Let $\mathcal{F}$ be a coherent analytic sheaf over some open subset of $U ⊆ \mathbb{C}^n$. I read in a book that if $p \in U$ then the subsheaf $\mathcal{G}$ defined by \begin{equation} \mathcal{G}(V) = \left\{s \in \mathcal{F} ~\middle|~ s|_{V ∖ \{p\}} = 0\right\} \end{equation} is a coherent subsheaf. How can you see this?
One idea: It is my understanding that "finite-dimensional skyscrapers" supported at a point are coherent. That is, you have a $\mathcal{O}_p$-module $M$ that is finite-dimensional as a $\mathbb{C}$-vector space and you consider the sheaf \begin{equation} V \mapsto \begin{cases} M & p \in V \\ 0 & p \not\in V \end{cases} \end{equation} So it would be sufficient to check that $\mathcal{G}_p$ is finite-dimensional. For this I think it would suffice to show that $\mathfrak{m}^k \mathcal{G}_p = 0$ for sufficiently large $k$.

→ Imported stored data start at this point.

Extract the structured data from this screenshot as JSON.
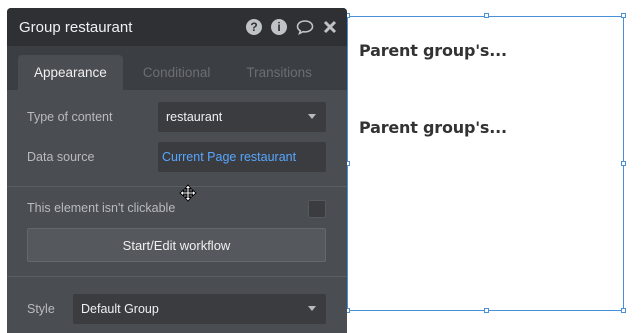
{
  "panel": {
    "title": "Group restaurant",
    "tabs": [
      {
        "label": "Appearance",
        "active": true
      },
      {
        "label": "Conditional",
        "active": false
      },
      {
        "label": "Transitions",
        "active": false
      }
    ],
    "header_icons": {
      "help": "?",
      "info": "i"
    },
    "type_of_content": {
      "label": "Type of content",
      "value": "restaurant"
    },
    "data_source": {
      "label": "Data source",
      "value": "Current Page restaurant"
    },
    "clickable": {
      "label": "This element isn't clickable",
      "checked": false
    },
    "workflow_button": "Start/Edit workflow",
    "style": {
      "label": "Style",
      "value": "Default Group"
    }
  },
  "canvas": {
    "texts": [
      "Parent group's...",
      "Parent group's..."
    ]
  },
  "colors": {
    "selection": "#4a90d9",
    "link": "#58a6ff",
    "panel_bg": "#4a4d52"
  }
}
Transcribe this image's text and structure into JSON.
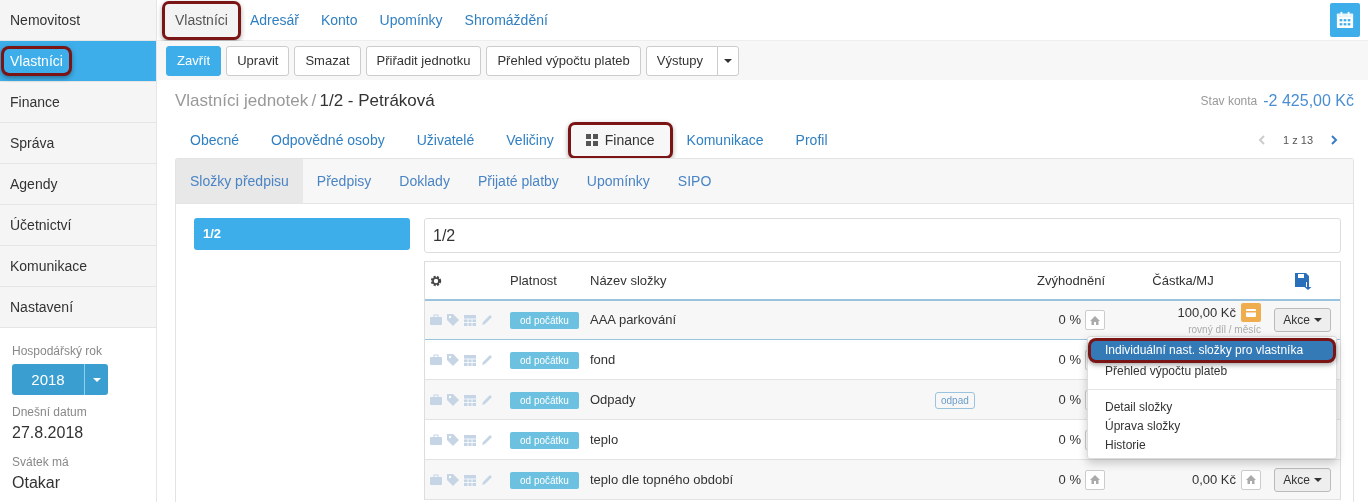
{
  "sidebar": {
    "items": [
      {
        "label": "Nemovitost",
        "selected": false,
        "highlighted": false
      },
      {
        "label": "Vlastníci",
        "selected": true,
        "highlighted": true
      },
      {
        "label": "Finance",
        "selected": false,
        "highlighted": false
      },
      {
        "label": "Správa",
        "selected": false,
        "highlighted": false
      },
      {
        "label": "Agendy",
        "selected": false,
        "highlighted": false
      },
      {
        "label": "Účetnictví",
        "selected": false,
        "highlighted": false
      },
      {
        "label": "Komunikace",
        "selected": false,
        "highlighted": false
      },
      {
        "label": "Nastavení",
        "selected": false,
        "highlighted": false
      }
    ],
    "info": [
      {
        "kind": "select",
        "label": "Hospodářský rok",
        "value": "2018"
      },
      {
        "kind": "text",
        "label": "Dnešní datum",
        "value": "27.8.2018"
      },
      {
        "kind": "text",
        "label": "Svátek má",
        "value": "Otakar"
      }
    ]
  },
  "top_tabs": [
    {
      "label": "Vlastníci",
      "selected": true,
      "highlighted": true
    },
    {
      "label": "Adresář",
      "selected": false,
      "highlighted": false
    },
    {
      "label": "Konto",
      "selected": false,
      "highlighted": false
    },
    {
      "label": "Upomínky",
      "selected": false,
      "highlighted": false
    },
    {
      "label": "Shromáždění",
      "selected": false,
      "highlighted": false
    }
  ],
  "toolbar": [
    {
      "label": "Zavřít",
      "kind": "primary"
    },
    {
      "label": "Upravit",
      "kind": "default"
    },
    {
      "label": "Smazat",
      "kind": "default"
    },
    {
      "label": "Přiřadit jednotku",
      "kind": "default"
    },
    {
      "label": "Přehled výpočtu plateb",
      "kind": "default"
    },
    {
      "label": "Výstupy",
      "kind": "split"
    }
  ],
  "breadcrumb": {
    "parent": "Vlastníci jednotek",
    "separator": "/",
    "current": "1/2 - Petráková"
  },
  "account": {
    "label": "Stav konta",
    "value": "-2 425,00 Kč"
  },
  "detail_tabs": [
    {
      "label": "Obecné",
      "selected": false,
      "highlighted": false
    },
    {
      "label": "Odpovědné osoby",
      "selected": false,
      "highlighted": false
    },
    {
      "label": "Uživatelé",
      "selected": false,
      "highlighted": false
    },
    {
      "label": "Veličiny",
      "selected": false,
      "highlighted": false
    },
    {
      "label": "Finance",
      "selected": true,
      "highlighted": true
    },
    {
      "label": "Komunikace",
      "selected": false,
      "highlighted": false
    },
    {
      "label": "Profil",
      "selected": false,
      "highlighted": false
    }
  ],
  "pager": {
    "text": "1 z 13",
    "prev_disabled": true,
    "next_disabled": false
  },
  "sub_tabs": [
    {
      "label": "Složky předpisu",
      "selected": true
    },
    {
      "label": "Předpisy",
      "selected": false
    },
    {
      "label": "Doklady",
      "selected": false
    },
    {
      "label": "Přijaté platby",
      "selected": false
    },
    {
      "label": "Upomínky",
      "selected": false
    },
    {
      "label": "SIPO",
      "selected": false
    }
  ],
  "units": [
    {
      "label": "1/2",
      "selected": true
    }
  ],
  "unit_heading": "1/2",
  "table": {
    "columns": [
      "Platnost",
      "Název složky",
      "Zvýhodnění",
      "Částka/MJ"
    ],
    "rows": [
      {
        "validity": "od počátku",
        "name": "AAA parkování",
        "discount": "0 %",
        "amount": "100,00 Kč",
        "amount_button": {
          "kind": "card"
        },
        "note": "rovný díl / měsíc",
        "action": "Akce",
        "selected": true
      },
      {
        "validity": "od počátku",
        "name": "fond",
        "discount": "0 %",
        "selected": false
      },
      {
        "validity": "od počátku",
        "name": "Odpady",
        "tag": "odpad",
        "discount": "0 %",
        "selected": false
      },
      {
        "validity": "od počátku",
        "name": "teplo",
        "discount": "0 %",
        "selected": false
      },
      {
        "validity": "od počátku",
        "name": "teplo dle topného období",
        "discount": "0 %",
        "amount": "0,00 Kč",
        "amount_button": {
          "kind": "home"
        },
        "action": "Akce",
        "selected": false
      }
    ]
  },
  "dropdown": {
    "items": [
      {
        "kind": "item",
        "label": "Individuální nast. složky pro vlastníka",
        "selected": true,
        "highlighted": true
      },
      {
        "kind": "item",
        "label": "Přehled výpočtu plateb",
        "selected": false,
        "highlighted": false
      },
      {
        "kind": "divider"
      },
      {
        "kind": "item",
        "label": "Detail složky",
        "selected": false,
        "highlighted": false
      },
      {
        "kind": "item",
        "label": "Úprava složky",
        "selected": false,
        "highlighted": false
      },
      {
        "kind": "item",
        "label": "Historie",
        "selected": false,
        "highlighted": false
      }
    ]
  }
}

your understanding is right, skyscrapers of finite dimensional vector spaces are coherent! That is, if you define skyscraper sheaves to be coherent in the first place (see also here).
Generally you should think of a coherent skyscraper sheaf as a finitely generated $\mathcal{O}_{X,p}$-module $\mathbf{M}$ over a point $i: \{p\} \hookrightarrow X$ and you get the coherent sheaf of $\mathcal{O}_X$- modules on $X$ by considering $ i_*\mathbf{M}$ on $X$.
Check that $\mathcal{G}_q = 0$ if $q \neq p$. Indeed, $\mathcal{G}_q = \underset{\longrightarrow}\lim \mathcal{G}(V)$ where $V$ ranges over opens in $U$ containing $q$. Now if $q$ and $p$ are distinct then you can always find opens $V$ not containing $p$, hence $\mathcal{G}(V)\equiv 0 $ there after passing to the limit, so $\mathcal{G}_q = 0$ for $q\neq p$.
Now $\mathcal{G}_p$ is a $\mathbf{C}$-subspace of $H^0(\mathcal{F}_p)=Hom(\mathcal{O}_p,\mathcal{F}_p)\cong Hom(\mathcal{O}_X,i_*A)$ where $A$ is the $\mathcal{O}_p$-module $\mathcal{F}_p$ seen as a skyscraper sheaf over $p$ which is again coherent hence has finite dimensional global sections over a point.
The last equality uses that talking stalks and skyscrapers are adjoint.
Edit: Concerning the confusion regarding $\mathcal{F}_p$: $\mathcal{F_p}/({\mathcal{F}_p}m_p)$ is finite dimensional vector space and any basis lifts to a minimal generating set of $\mathcal{F}_p$ (that is Nakayamas lemma) which are precisely the elements of $H^0(\mathcal{F}_p)$.